Court Rejects Challenges to EPA’s More Stringent Air Pollution Standards

The U.S. Court of Appeals for the District of Columbia Circuit on July 7 ruled that EPA complied with section 107(d) of the Clean Air Act when it designated 225 counties or partial counties as “nonattainment” for air quality standard applicable to fine particulate matter, also known as soot.

In consolidated petitions, several states, cities, counties and industry groups challenged EPA’s promulgation of area designations for the annual national ambient air quality standard applicable to fine particulate matter, a category of air pollutants consisting of miniscule airborne particles known to cause adverse health risks. These groups claimed that EPA’s methodology for designating areas as “nonattainment” for the fine particulate matter standard violates the Clean Air Act, which governs such designations, and that the methodology and the individual designations it produced are “arbitrary and capricious.”

The petitioners asked the court to vacate the nonattainment designations and to send EPA back to the drawing board.

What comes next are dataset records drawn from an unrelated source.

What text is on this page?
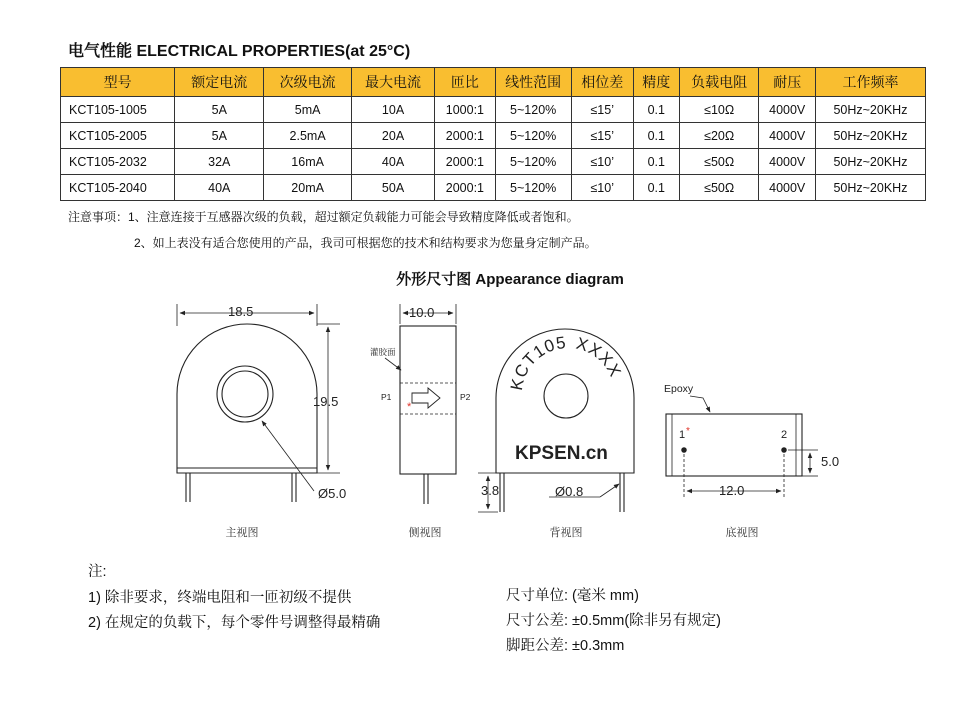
电气性能 ELECTRICAL PROPERTIES(at 25°C)
型号	额定电流	次级电流	最大电流	匝比	线性范围	相位差	精度	负载电阻	耐压	工作频率
KCT105-1005	5A	5mA	10A	1000:1	5~120%	≤15’	0.1	≤10Ω	4000V	50Hz~20KHz
KCT105-2005	5A	2.5mA	20A	2000:1	5~120%	≤15’	0.1	≤20Ω	4000V	50Hz~20KHz
KCT105-2032	32A	16mA	40A	2000:1	5~120%	≤10’	0.1	≤50Ω	4000V	50Hz~20KHz
KCT105-2040	40A	20mA	50A	2000:1	5~120%	≤10’	0.1	≤50Ω	4000V	50Hz~20KHz
注意事项：1、注意连接于互感器次级的负载，超过额定负载能力可能会导致精度降低或者饱和。
2、如上表没有适合您使用的产品，我司可根据您的技术和结构要求为您量身定制产品。
外形尺寸图 Appearance diagram
18.5
19.5
Ø5.0
10.0
灌胶面
P1	P2
*
KCT105 XXXX
KPSEN.cn
3.8	Ø0.8
Epoxy
1 *	2
12.0
5.0
主视图	侧视图	背视图	底视图
注:
1) 除非要求，终端电阻和一匝初级不提供
2) 在规定的负载下，每个零件号调整得最精确
尺寸单位: (毫米 mm)
尺寸公差: ±0.5mm(除非另有规定)
脚距公差: ±0.3mm
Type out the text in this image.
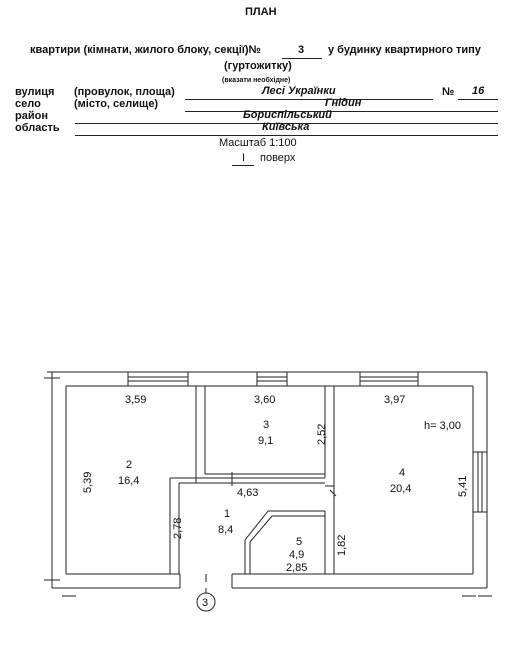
ПЛАН
квартири (кімнати, жилого блоку, секції)№	3 у будинку квартирного типу
(гуртожитку)
(вказати необхідне)
вулиця (провулок, площа)	Лесі Українки	№ 16
село	(місто, селище)	Гнідин
район	Бориспільський
область	Київська
Масштаб 1:100
I поверх
2
16,4
3
9,1
4
20,4
1
8,4
5
4,9
3,59	3,60	3,97
h= 3,00
4,63
2,85
5,39
2,52
5,41
2,78
1,82
3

“With one minor exception, we deny the petitions for review,” the court ruled. “Faced with the complex task of identifying those geographic areas that contribute to fine particulate matter pollution, EPA both complied with the statute and, for all but one of the 225 counties or partial counties it designated as nonattainment, satisfied – indeed, quite often surpassed – its basic obligation of reasoned decision-making.”